What about Variance Motions? A fatal variance exists when the evidence at trial differs from a material (or essential) element as alleged in the indictment. See, e.g., State v. Pickens, 346 N.C. 628 (1997). This is another ground for a motion to dismiss at the close of the State’s evidence or before verdict. Conceptually, it is a sufficiency motion—with a fatal variance, the evidence wasn’t sufficient to support the allegations in the indictment. Golder doesn’t address variance arguments, but other cases hold that a variance argument will be waived on appeal if not specifically raised at trial, even if the defense moved to dismiss for insufficiency. See, e.g., State v. Hooks, 243 N.C. App. 435 (2015), disc. review denied, cert. denied, 368 N.C. 605 (2015) (declining to review variance argument raised on appeal for the first time when defendant argued sufficiency of the evidence at trial). Until we have clear authority to the contrary, defenders should make a specific motion to dismiss for a fatal variance in addition to a sufficiency motion to preserve any potential variance issue for appeal. For recommended language, see 2 North Carolina Defender Manual § 30.3D, Procedural Requirements, at p. 7 (Nov. 2018).

If you have thoughts or questions about Golder, post a comment below and let us know.

2 thoughts on “Preserving Motions to Dismiss for Insufficient Evidence”

  1. This question concerns only a Motion to Dismiss regarding Variance. The question is this, do you feel it is appropriate to make the above recommended variance motion even if the defense attorney does not “see” that there is such variance?

    It appears to me it would be appropriate to do so for preservation purposes, similar to sufficiency of the evidence. I recall on at least one occasion losing a jury trial and being pleasantly surprised that the COA reversed the conviction based on my pro forma Motion to Dismiss for Insufficiency of the Evidence.

    But should a defense attorney make a motion to dismiss for variance when they don’t themselves see the variance? Would such a motion be frivolous and sanctionable?

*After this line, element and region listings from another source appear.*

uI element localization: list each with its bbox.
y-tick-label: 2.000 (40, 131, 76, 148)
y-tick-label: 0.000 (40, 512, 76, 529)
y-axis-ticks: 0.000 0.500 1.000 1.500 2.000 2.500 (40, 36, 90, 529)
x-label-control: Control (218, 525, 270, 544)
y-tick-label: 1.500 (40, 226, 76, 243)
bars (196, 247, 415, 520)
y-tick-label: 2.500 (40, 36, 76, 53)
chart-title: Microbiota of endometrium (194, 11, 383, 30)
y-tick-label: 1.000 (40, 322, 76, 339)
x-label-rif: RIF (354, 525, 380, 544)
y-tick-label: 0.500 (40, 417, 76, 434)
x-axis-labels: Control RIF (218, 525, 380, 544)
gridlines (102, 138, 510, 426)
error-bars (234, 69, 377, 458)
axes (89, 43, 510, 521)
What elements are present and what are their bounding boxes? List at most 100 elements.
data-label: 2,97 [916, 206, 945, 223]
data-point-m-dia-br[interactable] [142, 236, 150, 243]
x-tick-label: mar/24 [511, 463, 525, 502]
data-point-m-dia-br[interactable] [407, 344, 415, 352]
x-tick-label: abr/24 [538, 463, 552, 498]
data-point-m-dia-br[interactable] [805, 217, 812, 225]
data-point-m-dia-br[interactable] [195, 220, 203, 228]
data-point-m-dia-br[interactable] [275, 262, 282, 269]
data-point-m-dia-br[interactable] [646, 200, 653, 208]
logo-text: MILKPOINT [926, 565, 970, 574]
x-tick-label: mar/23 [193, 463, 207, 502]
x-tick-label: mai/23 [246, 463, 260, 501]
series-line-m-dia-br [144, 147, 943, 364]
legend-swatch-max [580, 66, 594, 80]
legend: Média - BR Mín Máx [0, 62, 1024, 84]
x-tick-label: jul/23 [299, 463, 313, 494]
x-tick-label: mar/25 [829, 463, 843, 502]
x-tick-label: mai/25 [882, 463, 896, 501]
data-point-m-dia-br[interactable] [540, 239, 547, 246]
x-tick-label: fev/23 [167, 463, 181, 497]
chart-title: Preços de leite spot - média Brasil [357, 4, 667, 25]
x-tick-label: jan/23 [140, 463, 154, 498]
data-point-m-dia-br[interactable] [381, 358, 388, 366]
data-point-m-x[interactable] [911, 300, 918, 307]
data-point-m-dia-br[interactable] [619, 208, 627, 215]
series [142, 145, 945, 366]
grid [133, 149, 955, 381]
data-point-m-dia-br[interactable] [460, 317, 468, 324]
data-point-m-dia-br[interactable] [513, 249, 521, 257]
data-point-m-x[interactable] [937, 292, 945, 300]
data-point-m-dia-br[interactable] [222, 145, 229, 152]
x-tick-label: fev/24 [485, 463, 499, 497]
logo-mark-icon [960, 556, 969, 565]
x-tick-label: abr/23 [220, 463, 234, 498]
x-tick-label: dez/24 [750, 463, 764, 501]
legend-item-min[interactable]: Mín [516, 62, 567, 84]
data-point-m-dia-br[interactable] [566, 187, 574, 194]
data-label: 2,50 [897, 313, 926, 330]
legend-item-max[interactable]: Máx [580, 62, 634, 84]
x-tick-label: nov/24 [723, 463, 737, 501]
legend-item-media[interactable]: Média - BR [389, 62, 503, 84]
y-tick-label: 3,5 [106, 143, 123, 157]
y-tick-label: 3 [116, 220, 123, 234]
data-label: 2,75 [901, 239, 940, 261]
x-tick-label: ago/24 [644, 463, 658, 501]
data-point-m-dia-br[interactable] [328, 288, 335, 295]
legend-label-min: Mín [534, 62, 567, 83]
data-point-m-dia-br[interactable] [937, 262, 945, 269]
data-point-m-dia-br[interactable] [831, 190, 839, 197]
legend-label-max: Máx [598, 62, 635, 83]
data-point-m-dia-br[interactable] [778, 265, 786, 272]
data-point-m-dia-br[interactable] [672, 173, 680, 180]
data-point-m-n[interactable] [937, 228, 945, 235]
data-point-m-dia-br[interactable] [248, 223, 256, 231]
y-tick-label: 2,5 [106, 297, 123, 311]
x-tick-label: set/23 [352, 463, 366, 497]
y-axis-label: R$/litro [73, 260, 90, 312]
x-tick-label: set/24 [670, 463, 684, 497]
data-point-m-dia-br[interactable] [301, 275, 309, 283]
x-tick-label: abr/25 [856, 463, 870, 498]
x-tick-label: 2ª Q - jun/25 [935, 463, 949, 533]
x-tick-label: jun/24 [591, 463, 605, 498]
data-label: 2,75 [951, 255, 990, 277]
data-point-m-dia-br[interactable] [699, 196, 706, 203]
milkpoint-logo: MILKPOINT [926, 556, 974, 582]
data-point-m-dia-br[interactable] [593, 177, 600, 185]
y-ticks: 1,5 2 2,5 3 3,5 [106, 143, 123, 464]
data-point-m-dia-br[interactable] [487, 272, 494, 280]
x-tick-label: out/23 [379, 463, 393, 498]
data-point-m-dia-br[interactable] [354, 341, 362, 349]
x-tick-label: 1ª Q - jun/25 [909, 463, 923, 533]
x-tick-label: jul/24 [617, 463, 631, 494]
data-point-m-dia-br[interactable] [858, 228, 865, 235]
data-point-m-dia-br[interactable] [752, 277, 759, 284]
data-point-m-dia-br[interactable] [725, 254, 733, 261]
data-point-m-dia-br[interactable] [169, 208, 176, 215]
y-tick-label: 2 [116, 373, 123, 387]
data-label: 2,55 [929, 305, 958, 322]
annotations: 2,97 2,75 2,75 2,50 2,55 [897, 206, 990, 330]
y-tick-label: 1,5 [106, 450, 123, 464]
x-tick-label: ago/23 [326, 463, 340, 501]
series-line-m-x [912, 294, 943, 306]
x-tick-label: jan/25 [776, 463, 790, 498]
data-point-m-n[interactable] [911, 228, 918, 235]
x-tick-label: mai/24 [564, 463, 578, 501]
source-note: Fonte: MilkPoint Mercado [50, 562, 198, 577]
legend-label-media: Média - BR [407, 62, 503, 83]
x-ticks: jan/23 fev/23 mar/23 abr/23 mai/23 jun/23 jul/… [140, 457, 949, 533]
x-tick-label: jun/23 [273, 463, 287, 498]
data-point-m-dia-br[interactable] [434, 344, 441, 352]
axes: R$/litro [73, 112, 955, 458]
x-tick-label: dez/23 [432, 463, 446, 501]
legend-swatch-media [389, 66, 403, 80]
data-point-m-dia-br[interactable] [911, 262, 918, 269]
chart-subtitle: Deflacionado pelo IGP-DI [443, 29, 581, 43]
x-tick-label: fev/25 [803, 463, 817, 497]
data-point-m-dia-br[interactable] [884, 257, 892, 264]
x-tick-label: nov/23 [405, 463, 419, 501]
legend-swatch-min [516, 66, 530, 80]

    • Hi Richard, great question. I think it’s exactly like a sufficiency motion. An attorney may not realize there are grounds for either the sufficiency or variance motion to be granted, but they must still be made for preservation purposes. I don’t see it as frivolous or sanctionable to ensure that all potential grounds are preserved for appellate review. In my view, defense attorney must err on the side of preservation as a matter of best practice and effective assistance of counsel. The comments to Rule 3.1 of the Rules of Professional Conduct seems to cover this situation — defense counsel has an obligation to “use legal procedure to the client’s fullest benefit” without abusing the legal process. The motion in your scenario is not made for an improper or frivolous purpose (like to delay the case unnecessarily, for instance), but rather to ensure that the record is protected as fully as possible on appeal for your client in the event of a conviction. To me, that falls well within the zealous advocacy in criminal cases required by the Rules and the Constitution. If you’re acting in good-faith to preserve all issues, I think that is a sufficient good-faith basis for the motion, in other words.